Evaluate damaged and weakened alfalfa stands this summer
Some alfalfa stands may be damaged or depleted this summer, and no longer as productive as desirable. This could be due to a combination of factors: freeze injury, winterkill, early-season alfalfa weevil, diseases, flooding, or pea aphids.
If the stand appears to be recovering slowly or too thin to be worth saving, producers may want to kill the stand this summer, plant the field to wheat or oats this fall, and replant to alfalfa in the fall of 2016. It would be best to rotate the field out of alfalfa for a year before replanting due to allelopathy and disease concerns.
Evaluating the stand this summer is better than waiting until fall because it gives producers more time to plan out what they want to do with the stand.
Producers should count the number of stems per square foot at several locations in the field. Only stems over two inches tall should be counted. Research at the University of Wisconsin has found that a stem count is a much more accurate method of estimating the yield potential of an alfalfa field than plant count. Plant density is a poor estimator of yield potential because an individual plant may have few shoots and contribute little to yield. A stand of alfalfa should have at least 20-25 healthy stems per square foot to justify keeping it for another year. If a stand has 20 stems per square foot or less, producers should consider destroying it.

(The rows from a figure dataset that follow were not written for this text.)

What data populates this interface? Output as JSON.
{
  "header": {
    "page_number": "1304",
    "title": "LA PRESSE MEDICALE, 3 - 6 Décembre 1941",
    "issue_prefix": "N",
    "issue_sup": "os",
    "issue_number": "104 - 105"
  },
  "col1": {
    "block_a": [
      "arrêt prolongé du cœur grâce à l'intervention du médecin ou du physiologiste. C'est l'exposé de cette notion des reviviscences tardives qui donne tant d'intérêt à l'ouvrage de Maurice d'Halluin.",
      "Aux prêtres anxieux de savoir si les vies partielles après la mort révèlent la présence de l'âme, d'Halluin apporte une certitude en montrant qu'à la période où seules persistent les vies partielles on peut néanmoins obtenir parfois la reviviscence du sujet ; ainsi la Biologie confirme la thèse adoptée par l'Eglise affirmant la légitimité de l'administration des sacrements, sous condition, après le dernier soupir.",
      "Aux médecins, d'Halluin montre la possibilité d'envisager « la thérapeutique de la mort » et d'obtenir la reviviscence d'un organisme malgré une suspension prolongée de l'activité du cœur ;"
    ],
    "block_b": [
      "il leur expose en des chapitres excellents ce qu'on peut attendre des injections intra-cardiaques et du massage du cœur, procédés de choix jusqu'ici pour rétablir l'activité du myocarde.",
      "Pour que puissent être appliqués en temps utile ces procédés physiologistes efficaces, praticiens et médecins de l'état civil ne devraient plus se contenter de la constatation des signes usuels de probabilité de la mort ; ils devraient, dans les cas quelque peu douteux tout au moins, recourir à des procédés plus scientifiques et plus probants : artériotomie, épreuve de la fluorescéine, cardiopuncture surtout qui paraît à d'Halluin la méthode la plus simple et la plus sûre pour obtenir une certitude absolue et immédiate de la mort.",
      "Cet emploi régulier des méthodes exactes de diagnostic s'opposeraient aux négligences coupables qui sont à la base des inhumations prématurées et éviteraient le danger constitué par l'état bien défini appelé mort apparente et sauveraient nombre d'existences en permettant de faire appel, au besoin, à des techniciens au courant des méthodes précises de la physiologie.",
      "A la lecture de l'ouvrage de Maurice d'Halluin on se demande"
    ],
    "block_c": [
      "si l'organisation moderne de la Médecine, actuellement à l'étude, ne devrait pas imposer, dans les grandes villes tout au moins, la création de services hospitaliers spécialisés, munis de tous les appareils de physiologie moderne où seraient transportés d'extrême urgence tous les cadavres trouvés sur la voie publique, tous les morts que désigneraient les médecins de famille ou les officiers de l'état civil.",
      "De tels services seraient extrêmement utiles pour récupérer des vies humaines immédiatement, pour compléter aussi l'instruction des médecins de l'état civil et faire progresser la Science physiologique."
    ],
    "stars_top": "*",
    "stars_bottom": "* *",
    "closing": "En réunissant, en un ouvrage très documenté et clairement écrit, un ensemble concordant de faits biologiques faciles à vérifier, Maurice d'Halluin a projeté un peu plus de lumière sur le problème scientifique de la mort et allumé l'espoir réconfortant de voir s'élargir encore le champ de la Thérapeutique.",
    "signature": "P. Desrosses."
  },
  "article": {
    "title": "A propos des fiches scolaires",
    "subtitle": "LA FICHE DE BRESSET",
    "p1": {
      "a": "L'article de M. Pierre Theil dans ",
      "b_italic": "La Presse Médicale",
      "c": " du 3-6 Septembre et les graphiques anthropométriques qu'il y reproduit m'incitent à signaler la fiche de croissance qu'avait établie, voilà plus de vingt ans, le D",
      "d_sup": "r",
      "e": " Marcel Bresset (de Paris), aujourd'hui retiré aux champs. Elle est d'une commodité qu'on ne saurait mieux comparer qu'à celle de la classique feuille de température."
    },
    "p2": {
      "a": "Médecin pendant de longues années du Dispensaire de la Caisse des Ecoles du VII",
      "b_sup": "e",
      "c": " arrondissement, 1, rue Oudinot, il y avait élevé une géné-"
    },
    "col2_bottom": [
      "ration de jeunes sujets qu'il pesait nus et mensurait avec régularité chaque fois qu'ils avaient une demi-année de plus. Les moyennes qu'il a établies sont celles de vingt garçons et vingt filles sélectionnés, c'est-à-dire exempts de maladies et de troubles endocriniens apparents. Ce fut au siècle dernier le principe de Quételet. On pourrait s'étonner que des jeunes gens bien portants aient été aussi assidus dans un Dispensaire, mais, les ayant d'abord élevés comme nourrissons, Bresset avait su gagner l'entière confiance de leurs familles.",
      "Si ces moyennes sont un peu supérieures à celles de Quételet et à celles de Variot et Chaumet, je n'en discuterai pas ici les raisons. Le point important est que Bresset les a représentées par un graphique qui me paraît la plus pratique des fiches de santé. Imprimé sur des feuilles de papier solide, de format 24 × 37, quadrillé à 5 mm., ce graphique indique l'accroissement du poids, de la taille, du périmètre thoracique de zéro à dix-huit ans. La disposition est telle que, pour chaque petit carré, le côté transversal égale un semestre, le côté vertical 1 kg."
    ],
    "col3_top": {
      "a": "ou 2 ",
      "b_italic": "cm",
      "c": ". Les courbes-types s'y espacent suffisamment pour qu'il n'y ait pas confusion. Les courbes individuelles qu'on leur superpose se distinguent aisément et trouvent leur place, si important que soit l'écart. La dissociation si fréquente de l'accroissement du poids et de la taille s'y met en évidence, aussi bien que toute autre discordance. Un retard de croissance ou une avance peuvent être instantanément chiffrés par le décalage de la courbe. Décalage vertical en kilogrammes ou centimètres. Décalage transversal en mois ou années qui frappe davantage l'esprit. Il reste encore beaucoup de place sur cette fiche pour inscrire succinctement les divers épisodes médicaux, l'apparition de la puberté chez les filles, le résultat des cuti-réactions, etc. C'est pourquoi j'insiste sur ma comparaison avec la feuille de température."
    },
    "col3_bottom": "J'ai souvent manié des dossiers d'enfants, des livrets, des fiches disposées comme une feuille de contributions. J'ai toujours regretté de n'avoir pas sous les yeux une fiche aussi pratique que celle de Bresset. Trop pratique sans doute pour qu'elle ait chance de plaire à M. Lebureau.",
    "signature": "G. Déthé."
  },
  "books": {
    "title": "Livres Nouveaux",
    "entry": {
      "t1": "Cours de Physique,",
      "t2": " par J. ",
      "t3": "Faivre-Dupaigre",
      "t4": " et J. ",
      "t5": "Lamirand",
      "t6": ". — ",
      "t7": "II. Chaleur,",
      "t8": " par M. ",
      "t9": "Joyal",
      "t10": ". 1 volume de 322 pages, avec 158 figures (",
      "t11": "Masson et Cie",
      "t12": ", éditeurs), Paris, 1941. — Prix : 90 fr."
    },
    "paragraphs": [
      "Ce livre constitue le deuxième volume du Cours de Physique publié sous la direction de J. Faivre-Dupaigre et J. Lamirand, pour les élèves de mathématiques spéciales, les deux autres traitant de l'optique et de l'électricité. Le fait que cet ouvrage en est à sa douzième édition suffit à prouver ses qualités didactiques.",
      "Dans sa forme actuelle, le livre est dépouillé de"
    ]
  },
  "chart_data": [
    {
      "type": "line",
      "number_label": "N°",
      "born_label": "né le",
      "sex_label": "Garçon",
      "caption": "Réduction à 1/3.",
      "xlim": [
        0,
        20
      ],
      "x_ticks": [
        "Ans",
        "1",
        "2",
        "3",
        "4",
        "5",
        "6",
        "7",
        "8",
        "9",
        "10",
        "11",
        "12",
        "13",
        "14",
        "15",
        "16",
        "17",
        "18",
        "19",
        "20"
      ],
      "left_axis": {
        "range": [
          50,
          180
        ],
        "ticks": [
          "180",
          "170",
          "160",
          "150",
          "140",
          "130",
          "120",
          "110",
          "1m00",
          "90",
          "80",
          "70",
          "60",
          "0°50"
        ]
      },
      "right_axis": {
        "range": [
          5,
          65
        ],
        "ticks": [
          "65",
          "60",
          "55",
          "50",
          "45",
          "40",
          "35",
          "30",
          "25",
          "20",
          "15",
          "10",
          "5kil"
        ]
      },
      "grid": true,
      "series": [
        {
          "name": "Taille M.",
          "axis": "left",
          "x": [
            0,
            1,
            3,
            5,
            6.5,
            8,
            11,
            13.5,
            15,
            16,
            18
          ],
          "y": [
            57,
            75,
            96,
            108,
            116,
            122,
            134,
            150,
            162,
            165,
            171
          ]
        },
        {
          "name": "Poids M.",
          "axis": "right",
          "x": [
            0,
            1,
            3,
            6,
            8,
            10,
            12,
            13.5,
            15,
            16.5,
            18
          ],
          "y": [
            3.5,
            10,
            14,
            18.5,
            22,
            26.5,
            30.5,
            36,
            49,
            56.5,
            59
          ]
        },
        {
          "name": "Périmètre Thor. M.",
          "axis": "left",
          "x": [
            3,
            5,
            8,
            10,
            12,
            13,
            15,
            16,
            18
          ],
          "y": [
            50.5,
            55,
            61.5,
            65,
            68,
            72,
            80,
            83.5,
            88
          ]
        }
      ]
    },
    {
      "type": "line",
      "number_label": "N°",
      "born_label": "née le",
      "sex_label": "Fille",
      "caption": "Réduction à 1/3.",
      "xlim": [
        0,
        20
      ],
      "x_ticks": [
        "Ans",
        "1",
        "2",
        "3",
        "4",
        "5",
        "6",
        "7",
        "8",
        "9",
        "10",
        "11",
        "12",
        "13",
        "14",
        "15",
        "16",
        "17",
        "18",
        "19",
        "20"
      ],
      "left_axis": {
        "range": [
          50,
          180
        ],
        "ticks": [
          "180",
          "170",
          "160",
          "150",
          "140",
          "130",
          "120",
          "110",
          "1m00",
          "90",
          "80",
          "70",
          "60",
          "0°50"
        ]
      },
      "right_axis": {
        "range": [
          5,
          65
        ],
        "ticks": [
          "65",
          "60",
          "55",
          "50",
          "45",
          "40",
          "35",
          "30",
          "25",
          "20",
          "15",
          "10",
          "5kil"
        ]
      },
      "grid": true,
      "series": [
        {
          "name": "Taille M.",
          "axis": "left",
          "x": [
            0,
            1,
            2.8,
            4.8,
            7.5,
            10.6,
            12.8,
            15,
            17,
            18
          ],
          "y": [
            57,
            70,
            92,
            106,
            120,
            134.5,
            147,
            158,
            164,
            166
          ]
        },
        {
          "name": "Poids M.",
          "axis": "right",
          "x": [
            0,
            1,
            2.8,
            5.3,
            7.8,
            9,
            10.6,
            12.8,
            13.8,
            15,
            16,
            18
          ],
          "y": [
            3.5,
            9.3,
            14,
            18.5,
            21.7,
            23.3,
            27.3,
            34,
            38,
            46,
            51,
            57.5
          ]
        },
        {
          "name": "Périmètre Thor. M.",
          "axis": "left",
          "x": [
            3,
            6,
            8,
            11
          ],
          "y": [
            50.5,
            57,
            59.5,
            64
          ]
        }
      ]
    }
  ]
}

When evaluating the stand, producers should also dig up some plants and examine the crowns for size, symmetry, and the number of shoots present. Roots should be cut lengthwise to check for rot or discoloration in the crown and root. Healthy stands have fewer than 30 percent of the plants with significant discoloration or rot.
To kill an alfalfa stand, producers should spray when the plants have about 8-12 inches of regrowth. At that point, the flow of carbohydrates is moving down again, into the root systems, so herbicide uptake will be increased. If the herbicide is applied before that time, carbohydrates are still moving upward from the root reserves into topgrowth.
Producers could also wait until fall to kill the stand. A light frost in the fall won’t affect alfalfa growth or herbicide uptake significantly, but a hard freeze will. So herbicides should be applied before a hard freeze, when temperatures get down into the mid-20’s.
To kill an alfalfa stand, it’s best to use 1 quart of 2,4-D ester and a half-pint of dicamba. Producers could also use two quarts of 2,4-D alone, but that’s generally not as effective as the 2,4-D/dicamba combination. Mixing glyphosate with the 2,4-D or dicamba can also provide good alfalfa control, as well as control any grasses that may also be present in the field.